Unanswered questions and future research

Genetic variants underlying the association between birthweight and type 2 diabetes are still not well understood. In the present study, aggregate contribution of common type 2 diabetes susceptibility genetic variants identified in trans-ethnic populations, including variants also known to be associated with birthweight (e.g. ADCY5, CDKAL1, HHEX-IDE, ANK1, MTNR1B and ABCC8) [12,13,14], did not modify the effect of birthweight on type 2 diabetes risk. However, a novel R1420H variant in ABCC8, reported to have a large effect on the risk of type 2 diabetes and high birthweight in Pima Indians [14], significantly modified the direction of effect of birthweight on type 2 diabetes incidence at age 20–29 years, with a negative linear effect observed in participants without the ABCC8 risk genotype and a positive linear effect in those with the ABCC8 genotype. However, this finding did not replicate in other age groups and may be limited by the small number of diabetes cases observed (n = 42) in the 108 participants with the ABCC8 mutation. Therefore, further investigation into the genetic mechanisms underlying these associations is needed.

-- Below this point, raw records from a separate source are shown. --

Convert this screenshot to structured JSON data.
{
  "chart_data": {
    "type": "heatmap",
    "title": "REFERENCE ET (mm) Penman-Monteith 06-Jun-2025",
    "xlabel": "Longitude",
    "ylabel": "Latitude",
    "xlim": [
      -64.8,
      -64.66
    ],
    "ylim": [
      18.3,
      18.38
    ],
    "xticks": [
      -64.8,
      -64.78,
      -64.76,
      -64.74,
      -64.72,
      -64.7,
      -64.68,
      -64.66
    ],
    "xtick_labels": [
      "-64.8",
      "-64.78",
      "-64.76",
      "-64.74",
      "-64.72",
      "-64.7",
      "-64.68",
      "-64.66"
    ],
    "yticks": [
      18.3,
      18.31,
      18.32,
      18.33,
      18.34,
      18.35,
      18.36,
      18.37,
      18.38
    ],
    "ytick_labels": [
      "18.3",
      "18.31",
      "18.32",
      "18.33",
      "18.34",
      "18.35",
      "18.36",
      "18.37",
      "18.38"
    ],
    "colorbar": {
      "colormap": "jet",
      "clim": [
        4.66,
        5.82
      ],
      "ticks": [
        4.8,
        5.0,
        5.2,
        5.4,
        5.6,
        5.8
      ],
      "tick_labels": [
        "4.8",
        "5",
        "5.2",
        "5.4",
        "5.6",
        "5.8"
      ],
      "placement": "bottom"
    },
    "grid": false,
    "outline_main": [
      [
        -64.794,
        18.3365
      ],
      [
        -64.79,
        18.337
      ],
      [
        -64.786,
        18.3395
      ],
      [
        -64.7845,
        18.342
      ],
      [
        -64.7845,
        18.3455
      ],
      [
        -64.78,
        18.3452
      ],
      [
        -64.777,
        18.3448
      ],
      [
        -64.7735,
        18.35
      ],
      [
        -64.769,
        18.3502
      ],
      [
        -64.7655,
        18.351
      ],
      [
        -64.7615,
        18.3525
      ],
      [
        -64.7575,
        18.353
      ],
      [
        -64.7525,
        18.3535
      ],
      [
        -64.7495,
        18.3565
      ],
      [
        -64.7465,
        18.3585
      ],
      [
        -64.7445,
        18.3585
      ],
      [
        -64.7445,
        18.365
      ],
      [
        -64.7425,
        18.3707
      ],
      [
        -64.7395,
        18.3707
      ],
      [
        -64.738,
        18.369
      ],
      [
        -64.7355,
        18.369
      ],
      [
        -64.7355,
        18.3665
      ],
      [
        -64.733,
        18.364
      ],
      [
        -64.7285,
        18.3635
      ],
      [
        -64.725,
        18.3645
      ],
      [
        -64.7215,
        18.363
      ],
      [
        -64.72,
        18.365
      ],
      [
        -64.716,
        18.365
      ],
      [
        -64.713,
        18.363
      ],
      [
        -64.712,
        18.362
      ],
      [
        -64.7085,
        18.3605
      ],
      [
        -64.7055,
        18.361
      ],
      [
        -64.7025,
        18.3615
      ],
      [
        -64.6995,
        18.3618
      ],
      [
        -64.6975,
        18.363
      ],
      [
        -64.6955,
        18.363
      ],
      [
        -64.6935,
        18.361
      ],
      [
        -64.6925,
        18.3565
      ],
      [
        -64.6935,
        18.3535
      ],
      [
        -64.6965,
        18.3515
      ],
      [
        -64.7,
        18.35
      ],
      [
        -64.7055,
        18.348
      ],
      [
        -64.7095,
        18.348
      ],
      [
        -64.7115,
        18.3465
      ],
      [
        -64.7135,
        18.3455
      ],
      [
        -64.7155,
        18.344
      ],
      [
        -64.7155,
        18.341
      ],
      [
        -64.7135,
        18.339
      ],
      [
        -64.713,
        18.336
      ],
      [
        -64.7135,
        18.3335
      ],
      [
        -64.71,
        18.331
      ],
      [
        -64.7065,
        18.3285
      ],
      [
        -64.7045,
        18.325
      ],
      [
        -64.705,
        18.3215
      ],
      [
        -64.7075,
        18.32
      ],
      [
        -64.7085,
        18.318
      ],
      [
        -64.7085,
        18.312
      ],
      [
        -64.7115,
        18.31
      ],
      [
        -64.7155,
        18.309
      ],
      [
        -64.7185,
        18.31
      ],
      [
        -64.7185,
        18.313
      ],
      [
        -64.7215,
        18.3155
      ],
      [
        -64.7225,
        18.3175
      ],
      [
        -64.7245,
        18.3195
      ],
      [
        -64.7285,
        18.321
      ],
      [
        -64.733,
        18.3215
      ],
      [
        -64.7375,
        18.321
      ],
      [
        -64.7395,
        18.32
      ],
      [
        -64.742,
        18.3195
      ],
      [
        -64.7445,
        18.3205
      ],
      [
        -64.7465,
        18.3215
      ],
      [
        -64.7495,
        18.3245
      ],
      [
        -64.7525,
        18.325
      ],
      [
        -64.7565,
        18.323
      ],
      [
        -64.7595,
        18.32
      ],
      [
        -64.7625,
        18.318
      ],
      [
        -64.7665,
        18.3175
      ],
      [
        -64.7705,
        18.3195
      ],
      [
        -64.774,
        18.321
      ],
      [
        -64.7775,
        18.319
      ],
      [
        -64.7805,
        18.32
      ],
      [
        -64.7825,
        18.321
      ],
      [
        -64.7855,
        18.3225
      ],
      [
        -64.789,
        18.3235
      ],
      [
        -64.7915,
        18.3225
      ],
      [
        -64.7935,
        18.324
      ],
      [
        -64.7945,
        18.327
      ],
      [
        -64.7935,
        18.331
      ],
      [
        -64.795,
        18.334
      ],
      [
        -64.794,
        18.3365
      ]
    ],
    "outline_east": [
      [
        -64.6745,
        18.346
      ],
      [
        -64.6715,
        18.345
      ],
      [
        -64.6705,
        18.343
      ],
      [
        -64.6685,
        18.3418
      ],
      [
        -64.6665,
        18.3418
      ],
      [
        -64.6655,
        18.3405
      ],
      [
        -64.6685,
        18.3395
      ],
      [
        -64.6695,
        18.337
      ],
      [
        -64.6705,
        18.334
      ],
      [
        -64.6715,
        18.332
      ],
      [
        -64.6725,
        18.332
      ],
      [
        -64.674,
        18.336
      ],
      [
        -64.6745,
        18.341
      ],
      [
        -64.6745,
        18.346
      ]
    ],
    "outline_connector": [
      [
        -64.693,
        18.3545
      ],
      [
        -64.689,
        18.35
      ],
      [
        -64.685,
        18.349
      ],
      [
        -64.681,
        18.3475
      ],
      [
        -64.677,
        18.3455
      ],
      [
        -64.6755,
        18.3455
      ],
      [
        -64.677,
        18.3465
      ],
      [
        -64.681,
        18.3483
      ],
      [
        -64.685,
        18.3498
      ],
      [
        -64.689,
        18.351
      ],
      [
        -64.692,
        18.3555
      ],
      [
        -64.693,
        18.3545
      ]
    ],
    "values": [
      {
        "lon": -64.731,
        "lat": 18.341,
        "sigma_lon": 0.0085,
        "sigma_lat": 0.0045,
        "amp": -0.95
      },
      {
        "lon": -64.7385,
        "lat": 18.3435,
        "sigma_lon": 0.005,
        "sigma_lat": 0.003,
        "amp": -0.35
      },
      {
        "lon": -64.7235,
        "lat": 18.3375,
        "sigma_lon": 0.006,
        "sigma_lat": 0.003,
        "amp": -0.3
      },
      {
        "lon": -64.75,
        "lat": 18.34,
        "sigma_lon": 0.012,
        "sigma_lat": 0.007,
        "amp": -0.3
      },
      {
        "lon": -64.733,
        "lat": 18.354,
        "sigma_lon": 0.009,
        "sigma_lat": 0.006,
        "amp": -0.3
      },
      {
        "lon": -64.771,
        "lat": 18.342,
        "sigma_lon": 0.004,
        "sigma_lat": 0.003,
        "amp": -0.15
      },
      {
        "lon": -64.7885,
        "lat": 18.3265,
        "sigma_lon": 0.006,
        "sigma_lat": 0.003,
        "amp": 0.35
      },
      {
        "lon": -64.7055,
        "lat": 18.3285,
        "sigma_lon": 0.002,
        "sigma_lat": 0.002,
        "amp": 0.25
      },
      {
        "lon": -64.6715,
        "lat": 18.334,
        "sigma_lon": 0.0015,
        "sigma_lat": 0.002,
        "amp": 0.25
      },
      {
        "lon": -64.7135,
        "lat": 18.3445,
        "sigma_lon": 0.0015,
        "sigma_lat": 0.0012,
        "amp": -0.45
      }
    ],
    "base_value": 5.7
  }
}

For example, this may involve exploring the role of altered gene expression mediated by epigenetic modifications in an adverse intrauterine environment [40].

Conclusion

We report a novel finding of differential effects of birthweight on type 2 diabetes risk in a population with a high prevalence of early-onset (aged <40 years) type 2 diabetes, in which birthweight had a U-shaped effect on type 2 diabetes risk in adolescents (aged 10–19 years) but a negative linear effect in young adults (aged 20–39 years). Higher type 2 diabetes GRS, greater BMI and being an offspring of a diabetic woman added to the risk of early-onset type 2 diabetes but did not modify or explain the effect of birthweight on type 2 diabetes incidence. High birthweight was associated with markedly elevated risk of type 2 diabetes at age 10–19 years, but not at older ages. This suggests that the effect of high birthweight on type 2 diabetes risk, reported only in populations with a high prevalence of type 2 diabetes, occurs largely at young ages and may be driven by the inter-generational vicious cycle of type 2 diabetes and obesity in these populations [37].